We, in this work, presents a method for elimination of noise and feature extraction using TF-IDF from amazon and IMDB datasets by combining them and performs comparative analysis on the accuracy of various classifiers and their sentiment scores. The methodology and classifiers used in our experiment are discussed in the following section.

3. Methodology for the Sentimental Analysis

For our analysis, we will use the Amazon product review, IMDB movie review, and yelp review dataset. Techniques include preprocessing, classification, and representation. Pre-processing approaches include data cleaning, number and punctuation, stop word removal, and the HTML/URL tag removal. The TF-IDF representation model is used to represent the preprocessed text. To categorize the dataset into negative and positive classes, classifiers such as Naive Bayes (NB), Random Forest (RF), Support Vector Machine (SVM), and K-Nearest Neighbours (KNN) [13] are used and their performances are compared. The overall work procedure is shown in Figure 1.

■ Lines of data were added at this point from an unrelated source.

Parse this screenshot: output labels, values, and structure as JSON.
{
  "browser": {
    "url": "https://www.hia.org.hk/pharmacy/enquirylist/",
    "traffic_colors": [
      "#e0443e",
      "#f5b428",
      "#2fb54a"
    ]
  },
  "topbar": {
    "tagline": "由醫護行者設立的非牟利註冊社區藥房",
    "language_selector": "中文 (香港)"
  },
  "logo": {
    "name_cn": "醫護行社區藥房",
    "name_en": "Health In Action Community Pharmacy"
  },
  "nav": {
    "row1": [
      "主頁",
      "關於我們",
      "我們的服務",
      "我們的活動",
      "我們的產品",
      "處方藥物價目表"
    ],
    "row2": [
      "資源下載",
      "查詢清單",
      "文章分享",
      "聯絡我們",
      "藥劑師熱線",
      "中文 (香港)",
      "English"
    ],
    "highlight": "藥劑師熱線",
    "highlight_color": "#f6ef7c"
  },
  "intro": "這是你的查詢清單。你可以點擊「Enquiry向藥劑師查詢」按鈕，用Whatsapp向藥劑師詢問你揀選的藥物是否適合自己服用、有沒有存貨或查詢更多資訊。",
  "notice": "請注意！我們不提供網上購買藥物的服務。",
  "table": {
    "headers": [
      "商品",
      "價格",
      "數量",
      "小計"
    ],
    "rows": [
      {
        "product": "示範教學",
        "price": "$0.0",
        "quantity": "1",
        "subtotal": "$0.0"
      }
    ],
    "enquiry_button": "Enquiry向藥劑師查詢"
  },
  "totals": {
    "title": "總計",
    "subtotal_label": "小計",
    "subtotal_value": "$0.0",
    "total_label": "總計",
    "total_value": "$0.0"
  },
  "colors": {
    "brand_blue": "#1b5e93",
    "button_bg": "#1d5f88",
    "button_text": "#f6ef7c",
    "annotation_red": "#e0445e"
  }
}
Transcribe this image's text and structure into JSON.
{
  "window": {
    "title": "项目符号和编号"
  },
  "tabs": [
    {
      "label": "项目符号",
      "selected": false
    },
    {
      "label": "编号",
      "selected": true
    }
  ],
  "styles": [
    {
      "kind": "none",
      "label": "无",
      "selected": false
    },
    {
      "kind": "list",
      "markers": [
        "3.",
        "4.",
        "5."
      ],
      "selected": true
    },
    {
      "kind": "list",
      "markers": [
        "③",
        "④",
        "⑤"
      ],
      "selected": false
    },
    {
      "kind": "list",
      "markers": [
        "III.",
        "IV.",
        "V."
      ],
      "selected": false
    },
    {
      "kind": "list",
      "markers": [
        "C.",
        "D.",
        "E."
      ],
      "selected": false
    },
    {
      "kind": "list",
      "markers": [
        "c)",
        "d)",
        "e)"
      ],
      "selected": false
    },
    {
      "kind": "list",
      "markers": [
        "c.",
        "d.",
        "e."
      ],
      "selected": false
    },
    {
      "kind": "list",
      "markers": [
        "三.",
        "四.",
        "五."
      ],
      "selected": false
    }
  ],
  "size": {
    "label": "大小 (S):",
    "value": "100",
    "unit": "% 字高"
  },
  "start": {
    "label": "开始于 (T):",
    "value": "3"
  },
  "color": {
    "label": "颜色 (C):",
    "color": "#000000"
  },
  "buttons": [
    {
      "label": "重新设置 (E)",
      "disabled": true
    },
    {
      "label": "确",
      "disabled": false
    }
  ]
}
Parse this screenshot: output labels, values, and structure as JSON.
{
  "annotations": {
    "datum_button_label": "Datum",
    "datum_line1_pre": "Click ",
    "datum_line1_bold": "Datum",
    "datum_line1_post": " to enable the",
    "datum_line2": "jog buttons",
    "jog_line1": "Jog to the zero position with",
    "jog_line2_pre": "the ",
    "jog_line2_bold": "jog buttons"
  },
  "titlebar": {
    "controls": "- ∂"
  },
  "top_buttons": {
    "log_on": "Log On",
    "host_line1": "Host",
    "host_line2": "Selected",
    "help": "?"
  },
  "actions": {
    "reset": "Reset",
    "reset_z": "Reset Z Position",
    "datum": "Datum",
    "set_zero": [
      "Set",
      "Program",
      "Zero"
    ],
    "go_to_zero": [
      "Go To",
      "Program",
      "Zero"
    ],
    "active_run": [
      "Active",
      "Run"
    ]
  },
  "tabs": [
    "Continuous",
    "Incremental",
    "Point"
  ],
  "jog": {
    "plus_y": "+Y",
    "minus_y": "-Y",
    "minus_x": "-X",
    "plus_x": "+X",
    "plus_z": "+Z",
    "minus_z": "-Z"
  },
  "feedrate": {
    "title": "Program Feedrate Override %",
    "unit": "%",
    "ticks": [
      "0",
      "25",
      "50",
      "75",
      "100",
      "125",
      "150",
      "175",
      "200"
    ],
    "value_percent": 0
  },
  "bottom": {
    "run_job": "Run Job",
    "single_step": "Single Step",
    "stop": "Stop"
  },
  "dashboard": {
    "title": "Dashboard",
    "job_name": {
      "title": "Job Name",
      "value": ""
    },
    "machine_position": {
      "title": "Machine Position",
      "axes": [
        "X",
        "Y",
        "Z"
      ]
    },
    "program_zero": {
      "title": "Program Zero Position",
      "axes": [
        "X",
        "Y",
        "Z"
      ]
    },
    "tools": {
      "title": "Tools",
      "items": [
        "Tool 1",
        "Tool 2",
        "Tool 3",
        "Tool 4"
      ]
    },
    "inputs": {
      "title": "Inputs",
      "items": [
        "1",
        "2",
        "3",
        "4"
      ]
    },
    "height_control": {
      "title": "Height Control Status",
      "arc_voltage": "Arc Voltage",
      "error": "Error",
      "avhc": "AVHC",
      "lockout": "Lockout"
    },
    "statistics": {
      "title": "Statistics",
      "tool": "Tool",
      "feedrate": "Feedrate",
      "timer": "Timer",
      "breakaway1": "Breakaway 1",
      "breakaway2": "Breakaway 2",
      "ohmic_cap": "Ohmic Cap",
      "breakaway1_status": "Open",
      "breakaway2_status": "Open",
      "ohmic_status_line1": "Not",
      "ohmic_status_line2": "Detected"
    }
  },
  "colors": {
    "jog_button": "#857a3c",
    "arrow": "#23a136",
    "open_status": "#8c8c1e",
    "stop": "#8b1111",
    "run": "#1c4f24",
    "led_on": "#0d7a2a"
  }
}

Figure 1. Work flow of sentimental analysis

3.1 Data acquisition

We obtained our three dataset amazon product review, IMDB movie review, and yelp review [14] from UCI repository. We merge all the three reviews in single dataset. As all these reviews are based on a 5-star scale rating, 3 star ratings are regarded as neutral, which means they are neither negative nor positive. So we remove reviews with a three-star rating from required dataset and proceed to the next step, 1 is considered as positive rating and 0 is considered as negative rating [15]. The scree shot of small random samples is shown in Figure 2 after combining Amazon, IMDB, and Yelp dataset.

Figure 2. Screenshot of combined Amazon, IMDB, and yelp review dataset

3.2 Data pre-processing

The process of converting raw data into a logical format is known as data preprocessing. Data preprocessing method is used to improve data quality. It includes various operations such as tokenization, punctuation, whitespace, special character, and stop-word removal [16].

Tokenization- It is the method of breaking down a string pattern into separate components such as phrases, words, symbols, keywords, and other components defined as tokens. Phrases, Individual words, or even entire sentences can serve as tokens. Some characters, such as punctuation marks, are deleted during the tokenization process. Tokens are used as input for various processes such as text mining and parsing.

Eliminating Stop Words- Stop words are objects in a sentence that are not needed in any segment of text mining. To enhance the analysis accuracy, we normally ignore such words. There are various stop words based on the country, language, and so on. There are numerous stop words in English such as 'or', 'each', 'both', 'when', 'whereupon', etc.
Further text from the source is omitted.